- Conference: Far Western Conference
- Record: 4–6 (0–5 FWC)
- Head coach: George Maderos (4th season);
- Home stadium: College Field

= 1961 Chico State Wildcats football team =

American college football season

The 1961 Chico State Wildcats football team was an American football team that represented Chico State College (now known as California State University, Chico) as a member of the Far Western Conference (FWC) during the 1961 college football season. In their fourth year under head coach George Maderos, the Wildcats compiled a 4–6 record (0–5 in conference games), finished last out of six teams in the FWC, and were outscored by a total of 226 to 162.

The team's statistical leaders included quarterback Al Allison (803 passing yards), halfback/fullback Bill Morris (389 yards), and end Ed Burton (566 receiving yards, 44 points scored). Mario Serafin received first-team all-conference honors as a linebacker and second-team honors as an offensive guard.

The team played its home games at College Field in Chico, California.

==Schedule==

| Date | Opponent | Site | Result | Attendance | Source |
| September 16 | Southern Oregon* | College Field; Chico, CA; | W 27–7 | 3,800 |  |
| September 23 | Pepperdine* | College Field; Chico, CA; | W 27–16 | 3,850 |  |
| September 30 | Pacific (OR)* | College Field; Chico, CA; | W 20–17 | 3,700 |  |
| October 7 | at Nevada | Mackay Stadium; Reno, NV; | L 6–27 | 2,500 |  |
| October 14 | at Linfield* | Maxwell Field; McMinnville, OR; | L 7–34 | 1,200 |  |
| October 21 | Sacramento State | College Field; Chico, CA; | L 10–14 | 6,600 |  |
| October 28 | at Santa Clara* | Mission Field; Santa Clara, CA; | W 21–19 | 3,000 |  |
| November 4 | Humboldt State | College Field; Chico, CA; | L 12–29 | 5,000 |  |
| November 10 | at UC Davis | Aggie Field; Davis, CA; | L 7–28 | 4,000 |  |
| November 18 | San Francisco State | College Field; Chico, CA; | L 25–42 | 5,000 |  |
*Non-conference game;

==Statistics==
The Wildcats tallied 2,672 yards of total offense (267.2 per game), consisting of 1,608 rushing yards (160.8 per game) and 1,064 passing yards (106.4 per game).
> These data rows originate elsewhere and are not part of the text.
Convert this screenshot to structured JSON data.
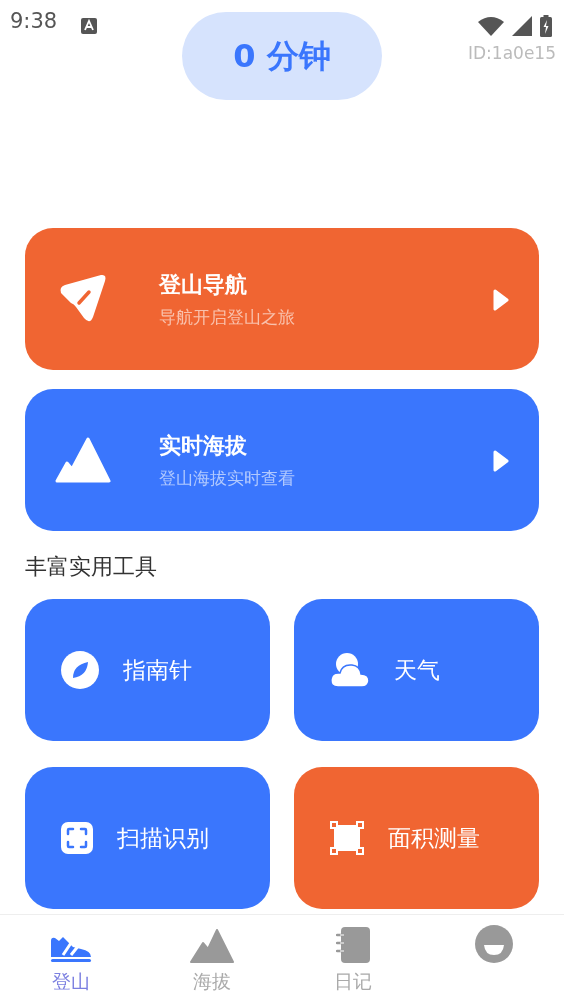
{
  "status_bar": {
    "time": "9:38"
  },
  "timer": {
    "text": "0 分钟"
  },
  "device_id": "ID:1a0e15",
  "feature_cards": [
    {
      "kind": "navigation",
      "title": "登山导航",
      "subtitle": "导航开启登山之旅",
      "color": "#f06532"
    },
    {
      "kind": "altitude",
      "title": "实时海拔",
      "subtitle": "登山海拔实时查看",
      "color": "#3a76fd"
    }
  ],
  "section_title": "丰富实用工具",
  "tools": [
    {
      "kind": "compass",
      "label": "指南针",
      "color": "#3a76fd"
    },
    {
      "kind": "weather",
      "label": "天气",
      "color": "#3a76fd"
    },
    {
      "kind": "scan",
      "label": "扫描识别",
      "color": "#3a76fd"
    },
    {
      "kind": "area",
      "label": "面积测量",
      "color": "#f06532"
    }
  ],
  "bottom_nav": [
    {
      "kind": "shoe",
      "label": "登山",
      "selected": true
    },
    {
      "kind": "mountain",
      "label": "海拔",
      "selected": false
    },
    {
      "kind": "notebook",
      "label": "日记",
      "selected": false
    },
    {
      "kind": "profile",
      "selected": false
    }
  ]
}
On defense, they gave up 3,269 yards (326.9 per game) including 2,393 rushing yards (239.3 per game) and 876 passing yards (87.6 per game).

Quarterback Al Allison completed 54 of 139 passes for 803 yards with six touchdowns and 11 interceptions. He also led the team with 777 yards of total offense (including negative 26 rushing yards).

The team's leading rushers were halfback/fullback Bill Morris (389 yards, 93 carries, 4.18 yards per carry) and halfback Jess Castillo (365 yards, 69 carries, 5.29 yards per carry).

End Ed Burton led the team in both receiving (40 receptions, 566 yards) nand scoring (44 points on five touchdowns, 11 extra point kicks, and a field goal).

==Awards and honors==
Mario Serafin was selected as a first-team linebacker on the 1961 All-Far Western Conference football team. He was also selected as a second-team guard on the offensive team. Two others received second team honors: end Ed Burton (offense); and tackle Tom McKerras (defense).